A few years ago I was sitting in my flat in London watching Ladies of London with some friends that lived in my neighborhood. I had just moved from California to the UK and it was fun to watch as these women ran around my new home city. My friends and I would drink wine and take notes on new restaurants to try and things to see.

The first season ended and I didn’t think much about the show again.

Fast forward another year and I had just left my job without a concrete plan (definitely not a move I’d advise). I wanted to take my background in finance and marketing and freelance for small businesses.

The problem was, I was living in the UK, where I didn’t have a strong network. And, I was impatient. I wanted to start working with clients immediately.

One rainy evening I was home alone and decided to turn on season 2 of Ladies of London. As I was watching one episode, I occurred to me that a lot of the women on the show ran their own small businesses. And one in particular  — a yoga instructor and author in the wellness space — seemed really interesting.

By the time the show ended, I decided that I was going to work with her. She was going to be my first client. Decision made.

Now all I needed to do was figure out how to contact her, send her an email that she would want to respond to, convince her to meet with me, and present a compelling idea.

Easy, right?

I sent off my intro and waited.

Fast forward 3 years and I supported her as she built not one, but two businesses. I helped her re-brand, worked on her messaging so that the people who followed her would really hear what she was saying, and wrote thousands of words of copy for her. (And that’s us in photo above).

All from one decision.

While this was a bold move for me, it’s not my general M.O.  I have a tendency to stick within my comfort zone and not do things that scare me. I sometimes need a big push to get me to make a big decision.

Here is by far the best piece of advice I’ve heard to help when you’re facing a decision — big or small.

Is it scary or is it dangerous?

I was listening to the podcast How I Built This when I first heard this brilliant of advice. Jim Koch, was being interviewed about his experience leaving consulting and starting Boston Beer Company.

The way he broke down his thought process made me stop and rewind that part of the interview at least five times. Here’s how he made the decision to try something new:

“It’s the difference in life between things that are scary and things that are dangerous. There are plenty of things that are scary but aren’t dangerous. And there are things that are dangerous, but not scary. Those are the things that get you.”
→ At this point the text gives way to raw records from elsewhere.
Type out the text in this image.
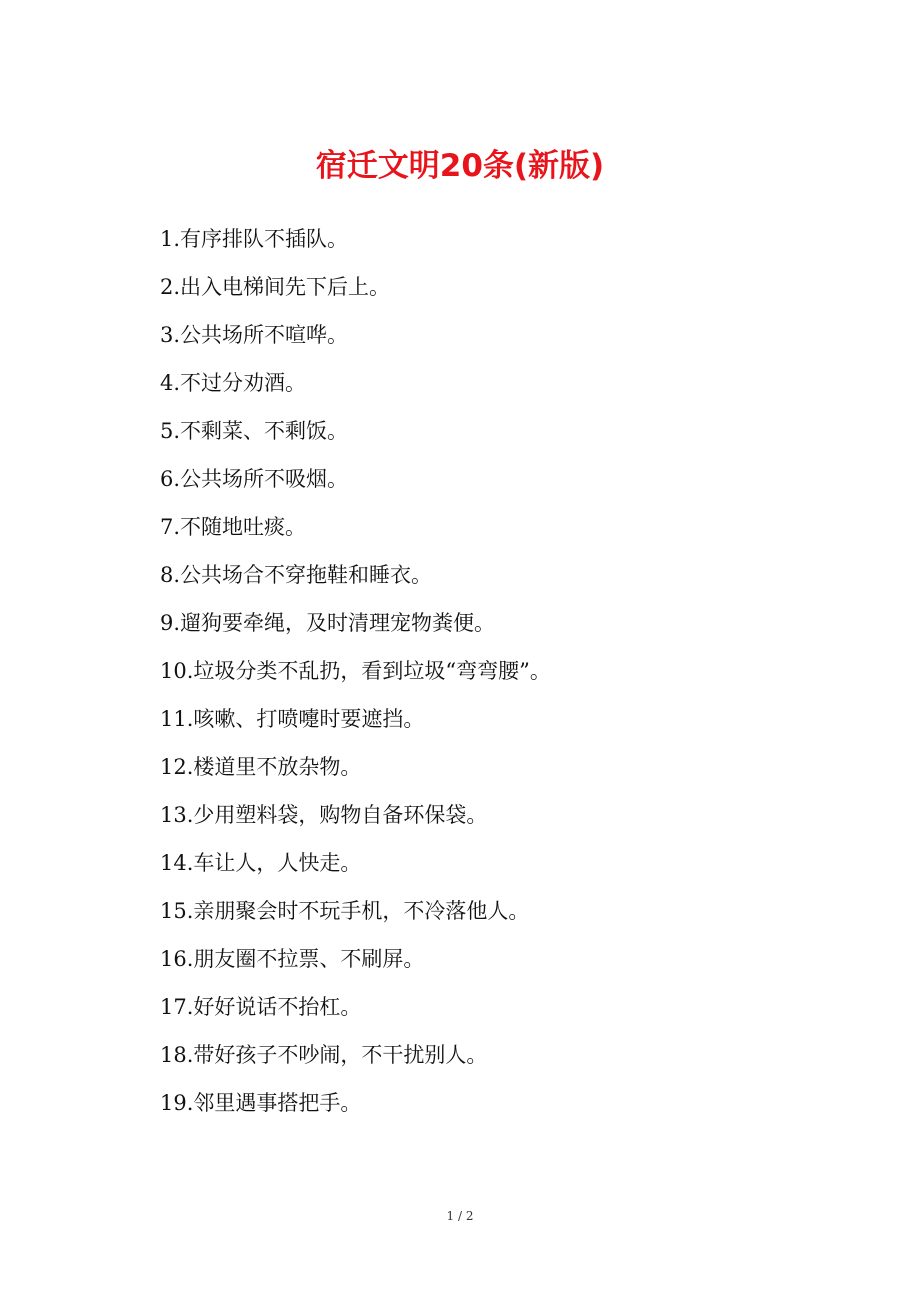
宿迁文明20条(新版)
1.有序排队不插队。
2.出入电梯间先下后上。
3.公共场所不喧哗。
4.不过分劝酒。
5.不剩菜、不剩饭。
6.公共场所不吸烟。
7.不随地吐痰。
8.公共场合不穿拖鞋和睡衣。
9.遛狗要牵绳，及时清理宠物粪便。
10.垃圾分类不乱扔，看到垃圾“弯弯腰”。
11.咳嗽、打喷嚏时要遮挡。
12.楼道里不放杂物。
13.少用塑料袋，购物自备环保袋。
14.车让人，人快走。
15.亲朋聚会时不玩手机，不冷落他人。
16.朋友圈不拉票、不刷屏。
17.好好说话不抬杠。
18.带好孩子不吵闹，不干扰别人。
19.邻里遇事搭把手。
1 / 2
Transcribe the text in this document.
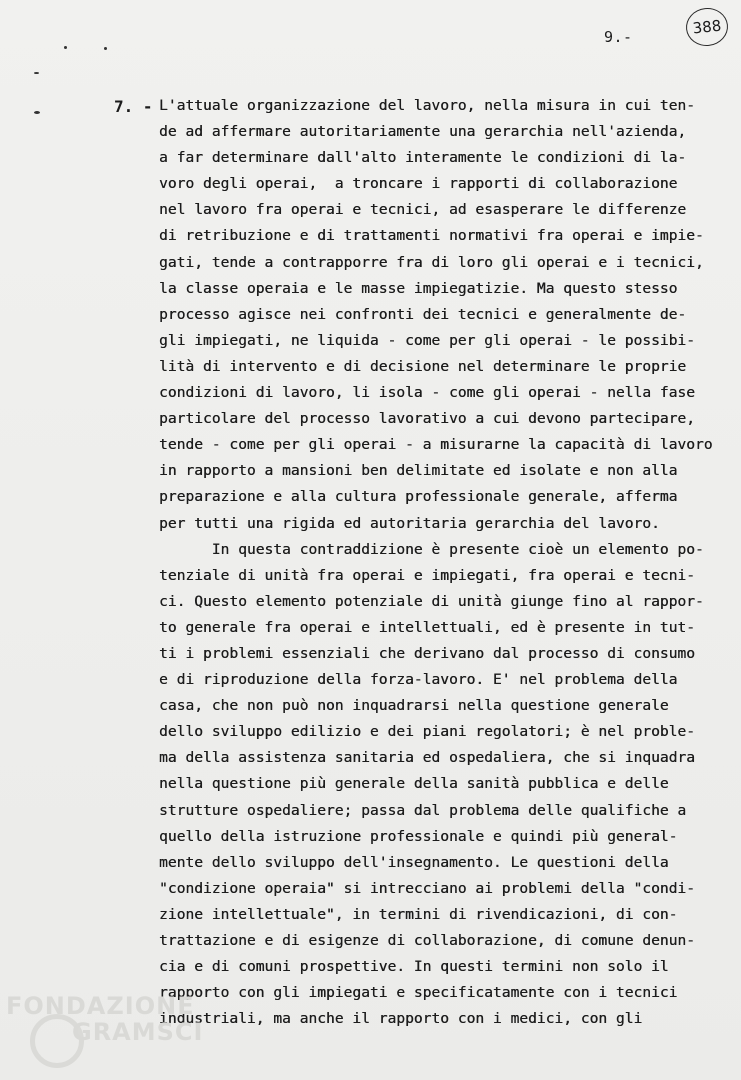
9.-	388
7. - L'attuale organizzazione del lavoro, nella misura in cui ten-
de ad affermare autoritariamente una gerarchia nell'azienda,
a far determinare dall'alto interamente le condizioni di la-
voro degli operai,  a troncare i rapporti di collaborazione
nel lavoro fra operai e tecnici, ad esasperare le differenze
di retribuzione e di trattamenti normativi fra operai e impie-
gati, tende a contrapporre fra di loro gli operai e i tecnici,
la classe operaia e le masse impiegatizie. Ma questo stesso
processo agisce nei confronti dei tecnici e generalmente de-
gli impiegati, ne liquida - come per gli operai - le possibi-
lità di intervento e di decisione nel determinare le proprie
condizioni di lavoro, li isola - come gli operai - nella fase
particolare del processo lavorativo a cui devono partecipare,
tende - come per gli operai - a misurarne la capacità di lavoro
in rapporto a mansioni ben delimitate ed isolate e non alla
preparazione e alla cultura professionale generale, afferma
per tutti una rigida ed autoritaria gerarchia del lavoro.
In questa contraddizione è presente cioè un elemento po-
tenziale di unità fra operai e impiegati, fra operai e tecni-
ci. Questo elemento potenziale di unità giunge fino al rappor-
to generale fra operai e intellettuali, ed è presente in tut-
ti i problemi essenziali che derivano dal processo di consumo
e di riproduzione della forza-lavoro. E' nel problema della
casa, che non può non inquadrarsi nella questione generale
dello sviluppo edilizio e dei piani regolatori; è nel proble-
ma della assistenza sanitaria ed ospedaliera, che si inquadra
nella questione più generale della sanità pubblica e delle
strutture ospedaliere; passa dal problema delle qualifiche a
quello della istruzione professionale e quindi più general-
mente dello sviluppo dell'insegnamento. Le questioni della
"condizione operaia" si intrecciano ai problemi della "condi-
zione intellettuale", in termini di rivendicazioni, di con-
trattazione e di esigenze di collaborazione, di comune denun-
cia e di comuni prospettive. In questi termini non solo il
rapporto con gli impiegati e specificatamente con i tecnici
industriali, ma anche il rapporto con i medici, con gli
FONDAZIONE
GRAMSCI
He then goes on to explain this concept with rock-climbing. Rappeling down a cliff may be scary, but if you’re properly hooked in with belay ropes, they can hold a car. Walking off that cliff is scary but it’s not dangerous.

Going on a walk down a hill in the snow on a bright blue sunny day in May isn’t scary.  But it is dangerous. Because as it gets warmer, snow is melting, your chance for an avalanche increases.

“In my situation, staying at BCG was dangerous but not scary. The danger there — the risk of it — was continuing to do something that didn’t make me happy and getting to 65 and go, “Oh my God. I wasted my life.” That is risk. That is danger.”

I love that this advice doesn’t have to relate only to entrepreneurs. If there’s something — anything — that you want to do and you’re nervous about it, I think this advice can give you some much-needed perspective.

Whether that’s changing careers, going after a promotion, investing in yourself and your education. All of those things can be scary, but odds are they won’t be dangerous.

In last week’s newsletter, when I shared the career pivot I had when we moved to London. I was so surprised by the responses I received back. So many people reached out saying they were at a decision point career-wise or life-wise and didn’t know what direction to go. Someone even shared that they were paralyzed by the choices in front of them.

I totally get that. Taking chances and making choices big or small can feel paralyzing. Though I’ve made drastic decisions in the past, I still struggle with wanting to retreat into my comfort zone. To delay scary decisions by remaining completely undecided about what I want.